The so-called Remain in Mexico program, enacted by President Donald Trump in 2018 and formally repealed by Biden’s Department of Homeland Security on June 1, must be enforced, U.S. District Judge Matthew Kacsmaryk ruled in Amarillo, Texas, on Friday.
According to the policy, border authorities instructed 68,000 asylum seekers to return to Mexico, where human rights groups claim they are forced to seek sanctuary in filthy and hazardous tent camps on the Mexican side of the border.
In the action, Kacsmaryk, a Trump nominee, ruled in favor of the states of Texas and Missouri, agreeing with them that Homeland Security Secretary Alejandro Mayorkas did not give enough weight to the program’s “primary advantages.”

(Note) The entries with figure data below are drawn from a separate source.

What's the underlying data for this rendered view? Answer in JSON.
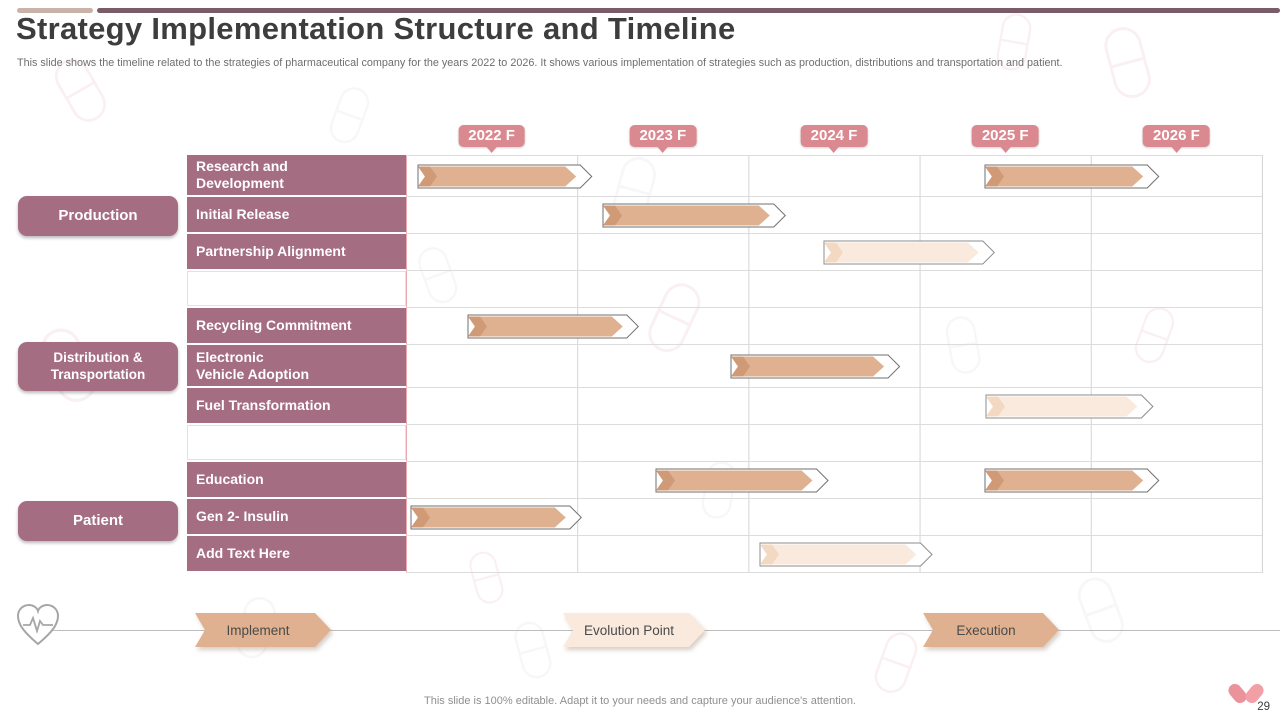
{
  "slide": {
    "title": "Strategy Implementation Structure and Timeline",
    "subtitle": "This slide shows the timeline related to the strategies of pharmaceutical company for the years 2022 to 2026. It shows various implementation of strategies such as production, distributions and transportation and patient.",
    "footer": "This slide is 100% editable. Adapt it to your needs and capture your audience's attention.",
    "page_number": "29"
  },
  "colors": {
    "topbar_left": "#c9b3a9",
    "topbar_right": "#7b5b68",
    "label_mauve": "#a56d82",
    "badge_pink": "#d9898f",
    "bar_solid": "#dfb190",
    "bar_solid_dark": "#d09a76",
    "bar_light": "#faeadd",
    "bar_light_dark": "#f3d8c2",
    "grid_line": "#d4d4d4"
  },
  "chart_data": {
    "type": "gantt",
    "title": "Strategy Implementation Structure and Timeline",
    "x_axis": {
      "labels": [
        "2022 F",
        "2023 F",
        "2024 F",
        "2025 F",
        "2026 F"
      ],
      "range_years": [
        2022,
        2027
      ],
      "grid": true
    },
    "legend": [
      {
        "label": "Implement",
        "style": "solid"
      },
      {
        "label": "Evolution Point",
        "style": "light"
      },
      {
        "label": "Execution",
        "style": "solid"
      }
    ],
    "groups": [
      {
        "label": "Production",
        "lines": [
          "Production"
        ]
      },
      {
        "label": "Distribution & Transportation",
        "lines": [
          "Distribution &",
          "Transportation"
        ]
      },
      {
        "label": "Patient",
        "lines": [
          "Patient"
        ]
      }
    ],
    "rows": [
      {
        "label": "Research and Development",
        "lines": [
          "Research and",
          "Development"
        ],
        "bars": [
          {
            "start": 2022.07,
            "end": 2023.0,
            "style": "solid"
          },
          {
            "start": 2025.38,
            "end": 2026.31,
            "style": "solid"
          }
        ]
      },
      {
        "label": "Initial Release",
        "lines": [
          "Initial Release"
        ],
        "bars": [
          {
            "start": 2023.15,
            "end": 2024.13,
            "style": "solid"
          }
        ]
      },
      {
        "label": "Partnership Alignment",
        "lines": [
          "Partnership Alignment"
        ],
        "bars": [
          {
            "start": 2024.44,
            "end": 2025.35,
            "style": "light"
          }
        ]
      },
      {
        "label": "Recycling Commitment",
        "lines": [
          "Recycling Commitment"
        ],
        "bars": [
          {
            "start": 2022.36,
            "end": 2023.27,
            "style": "solid"
          }
        ]
      },
      {
        "label": "Electronic Vehicle Adoption",
        "lines": [
          "Electronic",
          "Vehicle Adoption"
        ],
        "bars": [
          {
            "start": 2023.9,
            "end": 2024.8,
            "style": "solid"
          }
        ]
      },
      {
        "label": "Fuel Transformation",
        "lines": [
          "Fuel Transformation"
        ],
        "bars": [
          {
            "start": 2025.39,
            "end": 2026.28,
            "style": "light"
          }
        ]
      },
      {
        "label": "Education",
        "lines": [
          "Education"
        ],
        "bars": [
          {
            "start": 2023.46,
            "end": 2024.38,
            "style": "solid"
          },
          {
            "start": 2025.38,
            "end": 2026.31,
            "style": "solid"
          }
        ]
      },
      {
        "label": "Gen 2- Insulin",
        "lines": [
          "Gen 2- Insulin"
        ],
        "bars": [
          {
            "start": 2022.03,
            "end": 2022.94,
            "style": "solid"
          }
        ]
      },
      {
        "label": "Add Text Here",
        "lines": [
          "Add Text Here"
        ],
        "bars": [
          {
            "start": 2024.07,
            "end": 2024.99,
            "style": "light"
          }
        ]
      }
    ]
  }
}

He concluded that Mayorkas erred in arguing that the MPP was “arbitrary” and in violation of the Administrative Procedure Act, or APA, a statute designed to prohibit “capricious” execution of administration policies.
Kacsmaryk also agreed with the states that the policy’s reversal hurts them since asylum seekers who are permitted to wait in the United States are more likely to use government services and send their children to American schools.

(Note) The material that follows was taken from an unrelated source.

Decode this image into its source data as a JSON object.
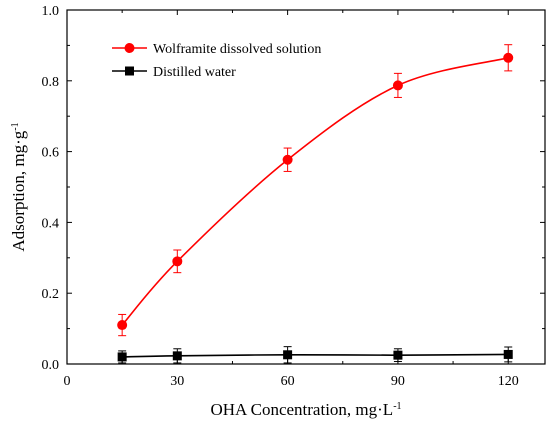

He directed the administration to “enforce and execute the MPP in good faith until it has been properly revoked in accordance with the APA and until the federal government has appropriate detention capacity” to keep asylum seekers.
Missouri Attorney General Eric Schmitt stated in a statement that the ruling is “a major step toward protecting the border.”
“The Biden administration’s weak border policies heighten the likelihood of human trafficking along the border and, as a result, in Missouri.”